Há cerca de um ano, o presidente do TJGO, desembargador Gilberto Marques Filho, proferia essas palavras diante de um plenário lotado e atento, que acompanhava sua chegada ao posto máximo do Poder Judiciário em Goiás. Palavras estas absorvidas por uma classe de trabalhadores que cotidianamente entrega o seu saber e a sua força de trabalho ao funcionamento da estrutura da Justiça no Estado.

O reconhecimento à importância dos servidores para o Judiciário goiano, expressado pelo presidente Gilberto Marques naquela ocasião, foi sendo amadurecido ao longo de todo o ano de 2017 em forma de uma necessária reestruturação vencimental, a que chamamos de Plano de Cargos e Salários. Dezenas de reuniões, centenas de horas de trabalho, das quais participou ativamente o SINDJUSTIÇA, foram consumidas todo esse tempo na construção de um modelo justo a ser aplicado.

Em outubro do ano passado, em assembleia histórica dos servidores filiados ao sindicato, a categoria apoiou integralmente a proposta elaborada pelo Conselho Setorial de Política Salarial do TJGO, cujo resultado traz clara e decisiva contribuição da atual diretoria do SINDJUSTIÇA. Iniciava-se, ali, uma jornada infinitamente mais longa do que se poderia prever no início daquele ano.

Cerca de um mês após a apresentação da minuta do PCS aos servidores, o presidente Gilberto Marques, em reunião com a diretoria do sindicato, confirmou sua disposição em reunir-se com o chefe do Executivo a fim de viabilizar a tramitação célere do novo Plano de Cargos e Salários, assumindo então o compromisso de buscar uma resolução positiva ainda no ano de 2017.

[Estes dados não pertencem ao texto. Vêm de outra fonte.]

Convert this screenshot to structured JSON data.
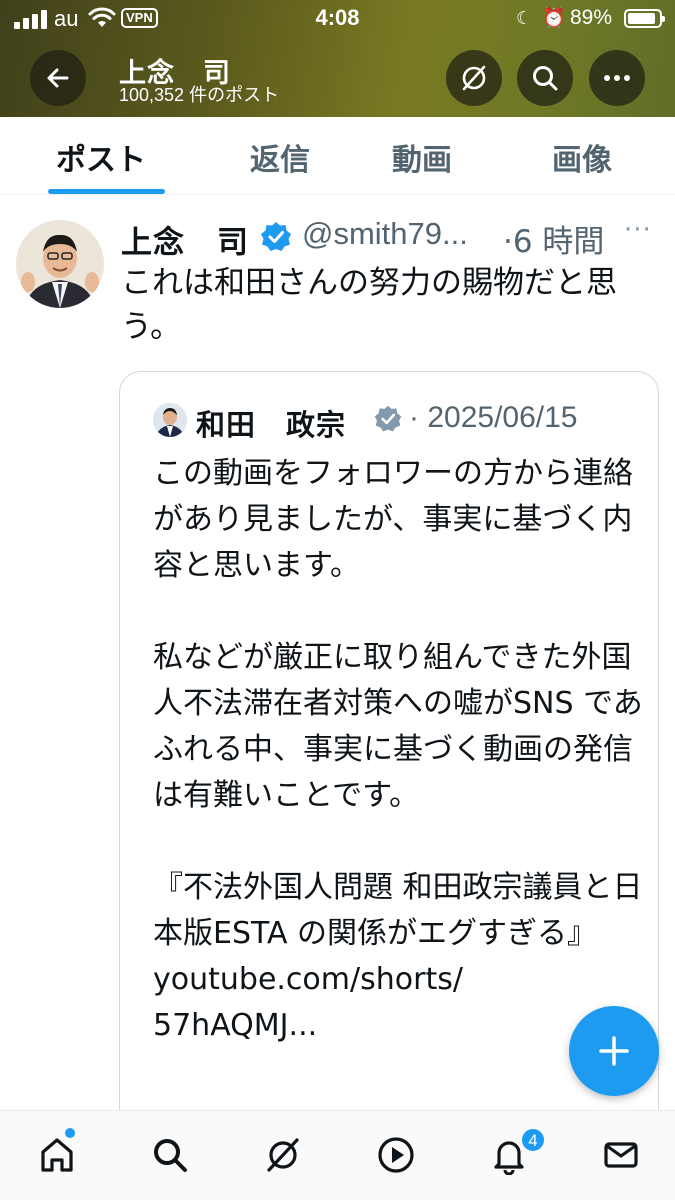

Por fim, em entrevista pública à imprensa goiana, o presidente Gilberto Marques informou sua pretenção de envio do PCS à Alego em janeiro de 2018. Infelizmente, o que se previu não se confirmou. O ano legislativo segue seus trabalhos sem que por lá tenha chegado o nosso Plano de Cargos e Salários.

É notório que os servidores do Judiciário são responsáveis por manter vivo esse Poder que leva esperança a milhares de cidadãos que a ele recorre. Entretanto, esses mesmos servidores também têm clamado por Justiça. Não é razoável que um Tribunal que anualmente é premiado pelo cumprimento de metas estabelecidas pelos órgãos de controle – graças ao abnegado trabalho realizado pelos seus servidores – continue a desvalorizar seus trabalhadores.

“Nós pretendemos resgatar o direito do servidor de ganhar o que realmente é justo. Estamos em 23º em termos de remuneração dos servidores da Justiça e queremos colocá-los em 7º ou 8º, no máximo. Isso nós vamos fazer através do novo Plano de Cargos e Salários”. Palavras do presidente Gilberto Marques em entrevista coletiva, no fim do ano passado. Sim: estamos entre os servidores da Justiça mais produtivos do País, mas temos uma das piores remunerações do Brasil.

A Diretoria do SINDJUSTIÇA, que tem se dedicado dia após dia à redução dessa desigualdade absurda no âmbito do Poder Judiciário goiano, espera, uma vez mais, que o reconhecimento tanto almejado e merecido chegue. Já.